Not OP. This question is being reposted to preserve technical content removed from elsewhere. Feel free to add your own answers/discussion.
Original question:
I am working on a spatial time series analysis project. The task is to study the spatial distribution of point features (e.g., crime events, traffic accidents) over time. I aim to find the places with the following characteristics given the spatial distribution of point features across time:
- places with consistently high-level concentration of point features
- places with periodically high-level concentration of point features. “periodic” here might mean that this place only has a great number of point features during special events (e.g., ceremony and the national day)
- places with suddenly high-level concentration of point features
I have used the Kernel Density Estimation method to compute the density of places across the study area through the study timeline. This way, I can get the time series of kernel densities for each location on the map, i.e., a matrix in which rows represent locations and columns denote the time. Then what’s next? How can I statistically find places with a large number of point features but different temporal consistency levels over time? For instance, the following figure shows the spatial distribution of kernel densities of locations in New York City for four continuous periods (in total I have about 15 periods). The red color means the high kernel densities while the green color represents the low kernel densities.

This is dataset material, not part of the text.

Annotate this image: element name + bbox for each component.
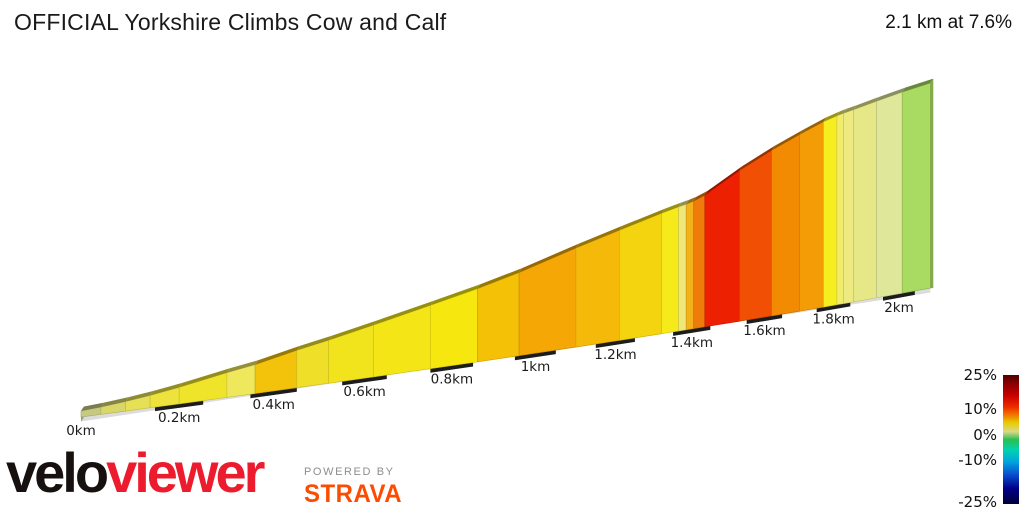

I have tried to use the clustering techniques (e.g., KMeans and KShape) offered by tslearn package in Python to cluster time series of kernel density values of all the locations. But I can only differentiate them somehow visually. Are their any statistical methods to achieve this goal?
Original answer:
I’m not sure if this fits your goal exactly, but you could try discretizing the area to a preset grid. Something along the lines of running the KDE over all the data at time step 1 then integrate the KDE function for each grid square (2D integration) and save that value. Then you can see if box 1, for example, has similar values at timestep 1, timestep 2, etc or run other functions on that data. Choosing the grid size might be a bit tricky, you could have to try a few different ones but it depends on how much precision you need vs performance.